Hier ist der originale Wortlaut, wie ihn Jacob und Wilhelm Grimm 1816 in ihren Deutschen Sagen (Band 1, Sage Nr. 245) unter dem Titel „Die Kinder zu Hameln“ niedergeschrieben haben:
Die Kinder zu Hameln
Im Jahr 1284 ließ sich zu Hameln ein wunderlicher Mann sehen. Er hatte einen Rock von vielen, bunten Farben an, weshalb er Bunting genannt wurde, und gab sich für einen Rattenfänger aus, indem er versprach, gegen einen gewissen Lohn die Stadt von allen Mäusen und Ratten zu befreien. Die Bürger wurden mit ihm einig und bestellten ihm eine gewisse Summe.
Der Rattenfänger zog darauf ein Pfeifchen heraus und pfiff. Da kamen alsbald die Ratten und Mäuse aus allen Häusern hervorgerannt und sammelten sich um ihn herum. Als er nun meinte, es wäre keine zurückgeblieben, ging er voran aus der Stadt hinaus in die Weser; die ganze Schar folgte ihm nach, stürzte sich in das Wasser und ertrank.
Als aber die Bürger sich von ihrer Plage befreit sahen, reute sie der versprochene Lohn, und sie verweigerten ihn dem Manne unter allerlei Vorwenden, so daß er ergrimmt und erbittert wegging.

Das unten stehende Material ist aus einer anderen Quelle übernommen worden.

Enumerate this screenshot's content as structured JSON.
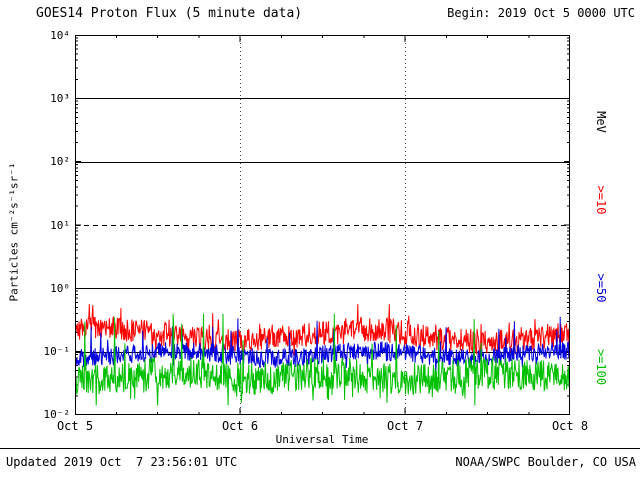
{
  "header": {
    "title": "GOES14 Proton Flux (5 minute data)",
    "begin_label": "Begin: 2019 Oct 5 0000 UTC"
  },
  "footer": {
    "updated": "Updated 2019 Oct  7 23:56:01 UTC",
    "source": "NOAA/SWPC Boulder, CO USA"
  },
  "chart_data": {
    "type": "line",
    "title": "GOES14 Proton Flux (5 minute data)",
    "xlabel": "Universal Time",
    "ylabel": "Particles cm⁻²s⁻¹sr⁻¹",
    "right_unit_label": "MeV",
    "x_ticks": [
      "Oct 5",
      "Oct 6",
      "Oct 7",
      "Oct 8"
    ],
    "y_ticks": [
      "10⁴",
      "10³",
      "10²",
      "10¹",
      "10⁰",
      "10⁻¹",
      "10⁻²"
    ],
    "ylim_log10": [
      -2,
      4
    ],
    "x_range_days": 3,
    "x_points": 864,
    "grid": {
      "hlines": [
        {
          "log10": 3,
          "style": "solid"
        },
        {
          "log10": 2,
          "style": "solid"
        },
        {
          "log10": 1,
          "style": "dashed"
        },
        {
          "log10": 0,
          "style": "solid"
        },
        {
          "log10": -1,
          "style": "solid"
        }
      ],
      "vlines": [
        {
          "label": "Oct 6",
          "frac": 0.33333
        },
        {
          "label": "Oct 7",
          "frac": 0.66667
        }
      ]
    },
    "series": [
      {
        "name": ">=10",
        "color": "#ff0000",
        "approx_mean_flux": 0.2,
        "approx_range": [
          0.08,
          0.55
        ],
        "base": 0.18,
        "noise_log10": 0.2,
        "wobble_amp": 0.1,
        "wobble_period": 70,
        "spike_prob": 0.03,
        "spike_log10": 0.3,
        "dip_prob": 0.05,
        "dip_log10": 0.2,
        "clamp_log10": [
          -1.15,
          -0.25
        ],
        "seed": 7
      },
      {
        "name": ">=50",
        "color": "#0000dd",
        "approx_mean_flux": 0.09,
        "approx_range": [
          0.04,
          0.35
        ],
        "base": 0.09,
        "noise_log10": 0.15,
        "wobble_amp": 0.06,
        "wobble_period": 55,
        "spike_prob": 0.025,
        "spike_log10": 0.35,
        "dip_prob": 0.05,
        "dip_log10": 0.15,
        "clamp_log10": [
          -1.4,
          -0.45
        ],
        "seed": 11
      },
      {
        "name": ">=100",
        "color": "#00c000",
        "approx_mean_flux": 0.045,
        "approx_range": [
          0.013,
          0.4
        ],
        "base": 0.042,
        "noise_log10": 0.26,
        "wobble_amp": 0.05,
        "wobble_period": 45,
        "spike_prob": 0.012,
        "spike_log10": 0.7,
        "dip_prob": 0.12,
        "dip_log10": 0.3,
        "clamp_log10": [
          -1.85,
          -0.4
        ],
        "seed": 23
      }
    ]
  }
}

Am 26. Juni, auf den Tag der heiligen Johannis und Pauli, morgens um sieben Uhr (nach anderen um Mittag), erschien er wieder, jetzt in Gestalt eines Jägers, mit erschrecklichem Angesicht, einem roten, wunderlichen Hut, und ließ seine Pfeife in den Gassen hören. Alsbald kamen diesmal nicht Ratten und Mäuse, sondern Kinder, Knaben und Mägdlein vom vierten Jahre an, in großer Anzahl gelaufen, worunter auch die schon erwachsene Tochter des Bürgermeisters war. Die ganze Schar folgte ihm nach, und er führte sie hinaus in einen Berg, wo er mit ihnen verschwand.

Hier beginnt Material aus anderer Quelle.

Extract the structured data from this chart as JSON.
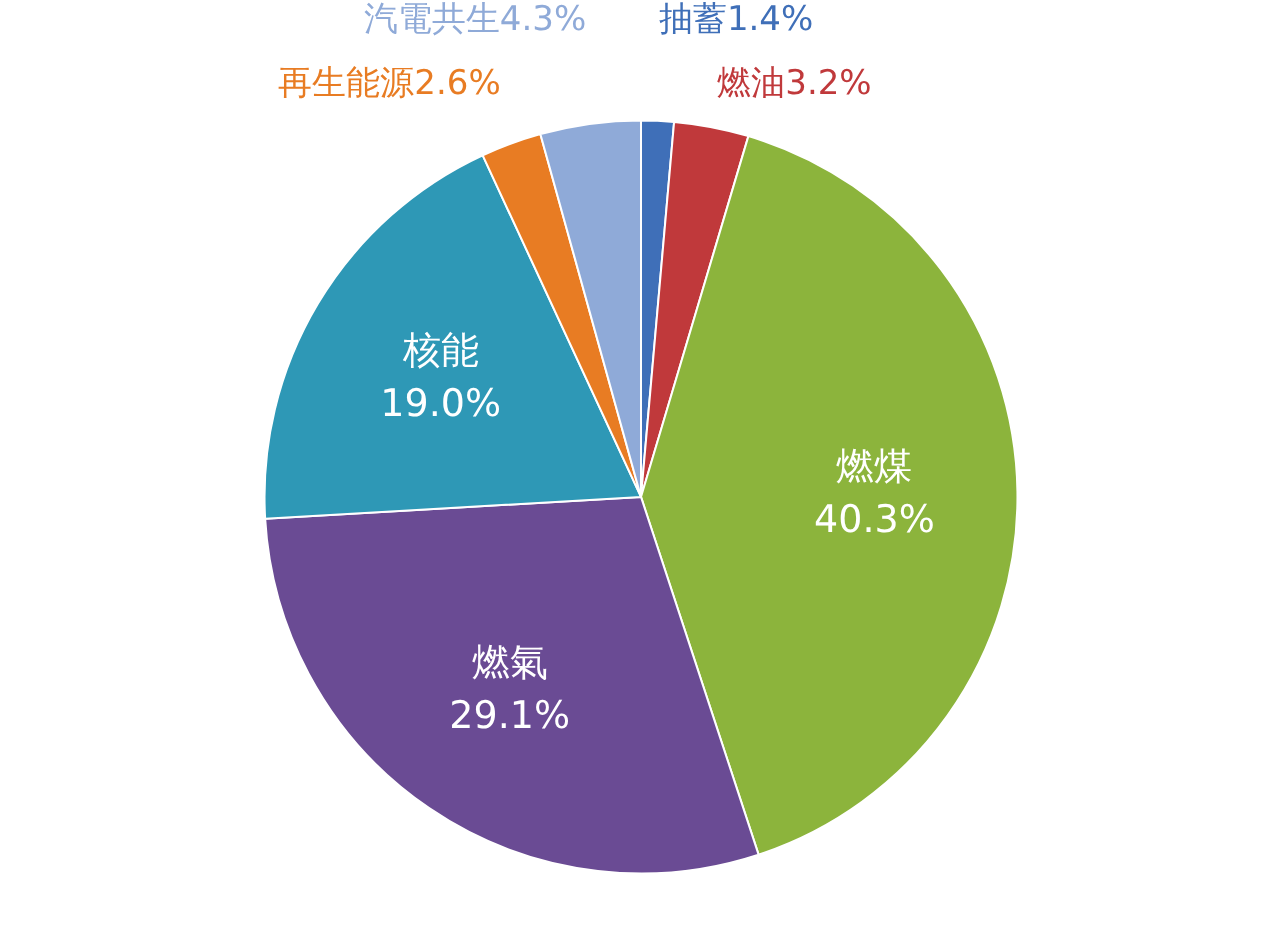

Dies hatte eine Kindermagd gesehen, die mit einem Kinde auf dem Arm von ferne nachgefolgt war, dann umkehrte und das Gerücht in der Stadt ausbreitete. Die Eltern liefen haufenweise vor alle Tore und suchten mit betrübtem Herzen ihre Kinder; die Mütter erhoben ein jämmerliches Schreien und Weinen. Von Stund an wurden Boten zu Wasser und Land an alle Orte ausgeschickt, zu erfahren, ob man die Kinder oder nur einige davon gesehen, aber alles vergeblich.
Es waren im Ganzen einhundertunddreißig verloren. Zwei, so einige sagen, waren langsamer gewesen und hinterhergeblieben, die kamen wieder, davon war aber das eine blind, das andere stumm; das blinde konnte den Ort nicht zeigen, aber wohl erzählen, wie sie dem Pfeifer gefolgt wären, das stumme konnte den Ort zeigen, obgleich es nichts gehört hatte. Ein Knäblein war im Hemd mitgelaufen und umgekehrt, seinen Rock zu holen, dadurch war es dem Unglück entgangen; denn als es wiedergekommen, waren die andern schon in der Kluft des Berges verschwunden, die man noch jetzt zeigt.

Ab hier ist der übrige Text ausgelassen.